Last week I gave a talk at Utrecht University in which I presented the PyNTA package to an audience of researchers. In the talk, I stressed the fact that PyNTA is free, open source, and is hosted on Github. However, one of the professors was not convinced with what I was saying and made several remarks and ask questions that I believe should be addressed also publicly.
Many of the concerns around open source software are rooted in a lack of understanding of what open stands for. The core idea is that anybody who receives an open source program can inspect its code, see what it does, learn from it and perhaps modify it. Bear in mind that I said receives the code and not gets the code. Someone can hire me to develop a program and I deliver the source code of it. In these few sentences, there are different points that are worth stressing.
Open source software doesn't imply that it is publicly available. A lot of open source software is developed under request and can't be downloaded from the internet. A simple example from research institutions are the dozens of scripts created to analyze data. If a colleague ever asks for the script, you can share the source code, but you won't put it online for the rest of the world to download. I know this scenario is a stretch for most of the readers, but being able to see the source code of a program is the exact definition of open source.
The development of open source software is not free. Someone invested time in it and that time is more often than not paid by an organization. For example, the software developed at Uetke is always open source, we always deliver programs that can be used to learn and can be expanded by others. But we don't work for free, we are not a charity either. Therefore, it is possible to build a business around open source software. There is no contradiction between commercial interest and open programs.
Part of the discussion was around the fact that PythonForTheLab is a .com and not a .org. The fact that the particular domain is reserved for commercial activities is not in contradiction to the open-source nature of Python. Services built around free tools can be viable businesses. Such is the case of Github, for example, in which the core element, Git, is open source, but the service they provide has many paid features. And this brings us to the next hook, the role of Github for open source programs.
Github was acquired by Microsoft some months ago and many started to speculate what the future of open-source software will be. It is a fact that a lot of publicly available, open-source projects are hosted on Github. However, the owners of the code are not the ones who host it. It has to be remembered that Git is distributed by design. This means that I can bring the code to any other host in just two commands. If Microsoft ever kills the possibility to host open source programs, there will be an exodus to any other provider, such as Gitlab.
Finally, there is this idea that everybody can do whatever they want with open source software. The software is distributed with a license, in which it is clearly specified what can and cannot be done with the received product. Some licenses are very open and allow users to do whatever they want, even re-distribute the code with a different license.

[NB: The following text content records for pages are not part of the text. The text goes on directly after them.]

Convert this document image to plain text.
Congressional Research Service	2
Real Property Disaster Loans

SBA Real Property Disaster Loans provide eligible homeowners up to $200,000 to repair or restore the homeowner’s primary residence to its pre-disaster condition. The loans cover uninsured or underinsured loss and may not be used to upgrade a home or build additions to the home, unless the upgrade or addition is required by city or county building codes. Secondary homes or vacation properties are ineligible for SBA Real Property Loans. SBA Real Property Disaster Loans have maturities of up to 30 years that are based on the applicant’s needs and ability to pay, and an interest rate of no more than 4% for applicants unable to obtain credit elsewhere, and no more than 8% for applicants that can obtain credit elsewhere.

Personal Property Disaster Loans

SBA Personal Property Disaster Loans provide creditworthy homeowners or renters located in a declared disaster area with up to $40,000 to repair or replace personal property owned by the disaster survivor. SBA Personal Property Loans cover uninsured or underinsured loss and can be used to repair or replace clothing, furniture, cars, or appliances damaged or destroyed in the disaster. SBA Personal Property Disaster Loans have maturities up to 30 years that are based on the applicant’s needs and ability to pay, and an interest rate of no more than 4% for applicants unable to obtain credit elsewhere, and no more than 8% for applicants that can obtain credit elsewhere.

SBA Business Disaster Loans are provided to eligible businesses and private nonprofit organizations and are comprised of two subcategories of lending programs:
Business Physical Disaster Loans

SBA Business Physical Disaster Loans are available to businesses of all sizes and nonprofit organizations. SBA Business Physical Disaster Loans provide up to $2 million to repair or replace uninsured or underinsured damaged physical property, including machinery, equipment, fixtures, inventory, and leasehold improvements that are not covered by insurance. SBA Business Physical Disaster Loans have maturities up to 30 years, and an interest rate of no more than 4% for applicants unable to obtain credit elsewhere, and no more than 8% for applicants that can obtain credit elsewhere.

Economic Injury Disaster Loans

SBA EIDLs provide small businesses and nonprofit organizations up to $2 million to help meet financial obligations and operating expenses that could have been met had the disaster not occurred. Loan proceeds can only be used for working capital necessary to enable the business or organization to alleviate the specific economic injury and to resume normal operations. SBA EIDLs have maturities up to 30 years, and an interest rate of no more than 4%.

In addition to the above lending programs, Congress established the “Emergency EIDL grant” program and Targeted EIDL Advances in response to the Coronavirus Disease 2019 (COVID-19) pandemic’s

Some ask to keep the same license, others forbid to re-distribute the code, etc. Open-source software comes with legal limitations, in much the same way as closed-source software does.

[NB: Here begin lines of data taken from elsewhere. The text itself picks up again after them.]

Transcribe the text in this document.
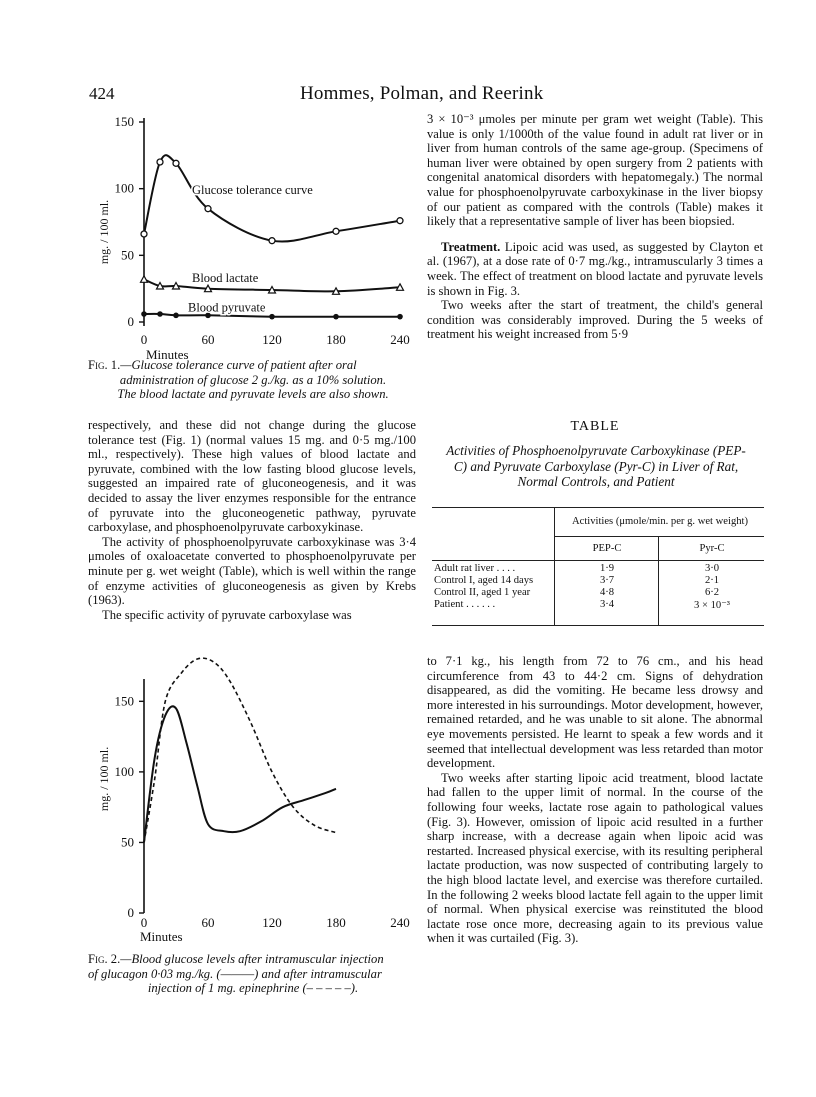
424	Hommes, Polman, and Reerink
0
50
100
150
0	60	120	180	240
Minutes
mg. / 100 ml.
Glucose tolerance curve
Blood lactate
Blood pyruvate
Fig. 1.—Glucose tolerance curve of patient after oral
administration of glucose 2 g./kg. as a 10% solution.
The blood lactate and pyruvate levels are also shown.

respectively, and these did not change during the glucose tolerance test (Fig. 1) (normal values 15 mg. and 0·5 mg./100 ml., respectively). These high values of blood lactate and pyruvate, combined with the low fasting blood glucose levels, suggested an impaired rate of gluconeogenesis, and it was decided to assay the liver enzymes responsible for the entrance of pyruvate into the gluconeogenetic pathway, pyruvate carboxylase, and phosphoenolpyruvate carboxykinase.

The activity of phosphoenolpyruvate carboxykinase was 3·4 μmoles of oxaloacetate converted to phosphoenolpyruvate per minute per g. wet weight (Table), which is well within the range of enzyme activities of gluconeogenesis as given by Krebs (1963).

The specific activity of pyruvate carboxylase was

0
50
100
150
0	60	120	180	240
Minutes
mg. / 100 ml.
Fig. 2.—Blood glucose levels after intramuscular injection
of glucagon 0·03 mg./kg. (———) and after intramuscular
injection of 1 mg. epinephrine (– – – – –).

3 × 10⁻³ μmoles per minute per gram wet weight (Table). This value is only 1/1000th of the value found in adult rat liver or in liver from human controls of the same age-group. (Specimens of human liver were obtained by open surgery from 2 patients with congenital anatomical disorders with hepatomegaly.) The normal value for phosphoenolpyruvate carboxykinase in the liver biopsy of our patient as compared with the controls (Table) makes it likely that a representative sample of liver has been biopsied.

Treatment. Lipoic acid was used, as suggested by Clayton et al. (1967), at a dose rate of 0·7 mg./kg., intramuscularly 3 times a week. The effect of treatment on blood lactate and pyruvate levels is shown in Fig. 3.

Two weeks after the start of treatment, the child's general condition was considerably improved. During the 5 weeks of treatment his weight increased from 5·9

TABLE
Activities of Phosphoenolpyruvate Carboxykinase (PEP-C) and Pyruvate Carboxylase (Pyr-C) in Liver of Rat, Normal Controls, and Patient
Activities (μmole/min. per g. wet weight)
PEP-C	Pyr-C
Adult rat liver . . . .	1·9	3·0
Control I, aged 14 days	3·7	2·1
Control II, aged 1 year	4·8	6·2
Patient . . . . . .	3·4	3 × 10⁻³

to 7·1 kg., his length from 72 to 76 cm., and his head circumference from 43 to 44·2 cm. Signs of dehydration disappeared, as did the vomiting. He became less drowsy and more interested in his surroundings. Motor development, however, remained retarded, and he was unable to sit alone. The abnormal eye movements persisted. He learnt to speak a few words and it seemed that intellectual development was less retarded than motor development.

Two weeks after starting lipoic acid treatment, blood lactate had fallen to the upper limit of normal. In the course of the following four weeks, lactate rose again to pathological values (Fig. 3). However, omission of lipoic acid resulted in a further sharp increase, with a decrease again when lipoic acid was restarted. Increased physical exercise, with its resulting peripheral lactate production, was now suspected of contributing largely to the high blood lactate level, and exercise was therefore curtailed. In the following 2 weeks blood lactate fell again to the upper limit of normal. When physical exercise was reinstituted the blood lactate rose once more, decreasing again to its previous value when it was curtailed (Fig. 3).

The last point I would like to address is the role companies have on open-source software. A paradigmatic example is that of Pandas. It was developed within a financial company and eventually made open-source. Pandas became a huge success within different communities. What did the company gain by making it open-source? First, it now has a much better product than what it was when closed source. This is due mainly to the fact that now there are hundreds of developers contributing code instead of just one. Secondly, the company made a huge public-relations gain, who knew anything about AQR Capital before?
For startups, free, open-source software has a completely different meaning. Startups are, normally, cash-scarce companies. If your main output is hardware, would you think it is smart to invest an equal amount of money in licenses and in fabrication just to keep your program closed? PyNTA, for example, will become a tool used by a company. The only requisite is that the company releases any modifications to the code under the same license than PyNTA, which gives the users the power to do the same. Other companies can use PyNTA and all together reach new standards for particle tracking analysis.

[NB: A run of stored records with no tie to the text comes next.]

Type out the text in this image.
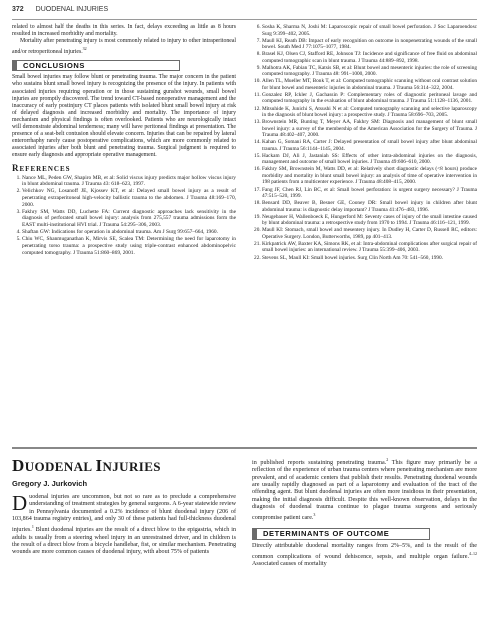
372 DUODENAL INJURIES

related to almost half the deaths in this series. In fact, delays exceeding as little as 8 hours resulted in increased morbidity and mortality.

Mortality after penetrating injury is most commonly related to injury to other intraperitoneal and/or retroperitoneal injuries.$^{32}$

CONCLUSIONS

Small bowel injuries may follow blunt or penetrating trauma. The major concern in the patient who sustains blunt small bowel injury is recognizing the presence of the injury. In patients with associated injuries requiring operation or in those sustaining gunshot wounds, small bowel injuries are promptly discovered. The trend toward CT-based nonoperative management and the inaccuracy of early postinjury CT places patients with isolated blunt small bowel injury at risk of delayed diagnosis and increased morbidity and mortality. The importance of injury mechanism and physical findings is often overlooked. Patients who are neurologically intact will demonstrate abdominal tenderness; many will have peritoneal findings at presentation. The presence of a seat-belt contusion should elevate concern. Injuries that can be repaired by lateral enterorrhaphy rarely cause postoperative complications, which are more commonly related to associated injuries after both blunt and penetrating trauma. Surgical judgment is required to ensure early diagnosis and appropriate operative management.

REFERENCES
1. Nance ML, Peden GW, Shapiro MB, et al: Solid viscus injury predicts major hollow viscus injury in blunt abdominal trauma. J Trauma 43: 618–623, 1997.
2. Velichkov NG, Losanoff JE, Kjossev KT, et al: Delayed small bowel injury as a result of penetrating extraperitoneal high-velocity ballistic trauma to the abdomen. J Trauma 48:169–170, 2000.
3. Fakhry SM, Watts DD, Luchette FA: Current diagnostic approaches lack sensitivity in the diagnosis of perforated small bowel injury: analysis from 275,557 trauma admissions form the EAST multi-institutional HVI trial. J Trauma 54:295–306, 2003.
4. Shaftan GW: Indications for operation in abdominal trauma. Am J Surg 99:657–664, 1960.
5. Chiu WC, Shanmuganathan K, Mirvis SE, Scalea TM: Determining the need for laparotomy in penetrating torso trauma: a prospective study using triple-contrast enhanced abdominopelvic computed tomography. J Trauma 51:860–869, 2001.
6. Sosha K, Sharma N, Joshi M: Laparoscopic repair of small bowel perforation. J Soc Laparoendosc Surg 9:399–402, 2005.
7. Maull KI, Reath DB: Impact of early recognition on outcome in nonpenetrating wounds of the small bowel. South Med J 77:1075–1077, 1984.
8. Brasel KJ, Olsen CJ, Stafford RE, Johnson TJ: Incidence and significance of free fluid on abdominal computed tomographic scan in blunt trauma. J Trauma 44:889–892, 1998.
9. Malhotra AK, Fabian TC, Katsis SB, et al: Blunt bowel and mesenteric injuries: the role of screening computed tomography. J Trauma 48: 991–1000, 2000.
10. Allen TL, Mueller MT, Bonk T, et al: Computed tomographic scanning without oral contrast solution for blunt bowel and mesenteric injuries in abdominal trauma. J Trauma 56:314–322, 2004.
11. Gonzalez RP, Ickler J, Gachassin P: Complementary roles of diagnostic peritoneal lavage and computed tomography in the evaluation of blunt abdominal trauma. J Trauma 51:1128–1136, 2001.
12. Mitsuhide K, Junichi S, Atsushi N et al: Computed tomography scanning and selective laparoscopy in the diagnosis of blunt bowel injury: a prospective study. J Trauma 58:696–703, 2005.
13. Brownstein MR, Bunting T, Meyer AA, Fakhry SM: Diagnosis and management of blunt small bowel injury: a survey of the membership of the American Association for the Surgery of Trauma. J Trauma 48:402–407, 2000.
14. Kahan G, Somani RA, Carter J: Delayed presentation of small bowel injury after blunt abdominal trauma. J Trauma 56:1144–1145, 2004.
15. Hackam DJ, Ali J, Jastaniah SS: Effects of other intra-abdominal injuries on the diagnosis, management and outcome of small bowel injuries. J Trauma 49:606–610, 2000.
16. Fakhry SM, Brownstein M, Watts DD, et al: Relatively short diagnostic delays (<8 hours) produce morbidity and mortality in blunt small bowel injury: an analysis of time of operative intervention in 198 patients from a multicenter experience. J Trauma 48:408–415, 2000.
17. Fang JF, Chen RJ, Lin BC, et al: Small bowel perforation: is urgent surgery necessary? J Trauma 47:515–520, 1999.
18. Bensard DD, Beaver B, Besner GE, Cooney DR: Small bowel injury in children after blunt abdominal trauma: is diagnostic delay important? J Trauma 41:476–483, 1996.
19. Neugebauer H, Wallenboeck E, Hungerford M: Seventy cases of injury of the small intestine caused by blunt abdominal trauma: a retrospective study from 1970 to 1994. J Trauma 46:116–121, 1999.
20. Maull KI: Stomach, small bowel and mesentery injury. In Dudley H, Carter D, Russell RC, editors: Operative Surgery. London, Butterworths, 1989, pp 401–413.
21. Kirkpatrick AW, Baxter KA, Simons RK, et al: Intra-abdominal complications after surgical repair of small bowel injuries: an international review. J Trauma 55:399–406, 2003.
22. Stevens SL, Maull KI: Small bowel injuries. Surg Clin North Am 70: 541–560, 1990.
DUODENAL INJURIES
Gregory J. Jurkovich
Duodenal injuries are uncommon, but not so rare as to preclude a comprehensive understanding of treatment strategies by general surgeons. A 6-year statewide review in Pennsylvania documented a 0.2% incidence of blunt duodenal injury (206 of 103,864 trauma registry entries), and only 30 of these patients had full-thickness duodenal injuries.$^1$ Blunt duodenal injuries are the result of a direct blow to the epigastria, which in adults is usually from a steering wheel injury in an unrestrained driver, and in children is the result of a direct blow from a bicycle handlebar, fist, or similar mechanism. Penetrating wounds are more common causes of duodenal injury, with about 75% of patients

in published reports sustaining penetrating trauma.$^2$ This figure may primarily be a reflection of the experience of urban trauma centers where penetrating mechanism are more prevalent, and of academic centers that publish their results. Penetrating duodenal wounds are usually rapidly diagnosed as part of a laparotomy and evaluation of the tract of the offending agent. But blunt duodenal injuries are often more insidious in their presentation, making the initial diagnosis difficult. Despite this well-known observation, delays in the diagnosis of duodenal trauma continue to plague trauma surgeons and seriously compromise patient care.$^3$

DETERMINANTS OF OUTCOME

Directly attributable duodenal mortality ranges from 2%–5%, and is the result of the common complications of wound dehiscence, sepsis, and multiple organ failure.$^{4-12}$ Associated causes of mortality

If PyNTA was to be released under a different license, it would mean getting compatible versions of Qt and PyQt, of the tracking algorithms, of numpy, etc. As a commercial strategy seems very meager. The common argument is that a company loses its edge when software is made open source. If the only edge the company has is how it put together a collection of packages and algorithms which are freely available, the business case would be incredibly weak.
The fact that open-source software still generates controversies in academic settings is puzzling. One would have imagined that debates over these topics took place a long time ago and that younger generations are encouraged to think about them. However, it seems that there is a big disconnection between the way people say they want to work and how they work in the end. Perhaps there should be a bigger campaign of awareness towards open-source, what it means, what tools are available, and what it entitles.
As I said in the talk last week, and many times in the past, the software can have a very big impact on the careers of researchers, especially young ones. The software can put your name at the top of the minds of other researchers in your field. Moreover, a package used by a community of people is a great addition to the CV of any researcher who plans to transition out of academia. It proves the different values of the person, not only as a programmer.
The moment to open-source your code is not tomorrow, it is today.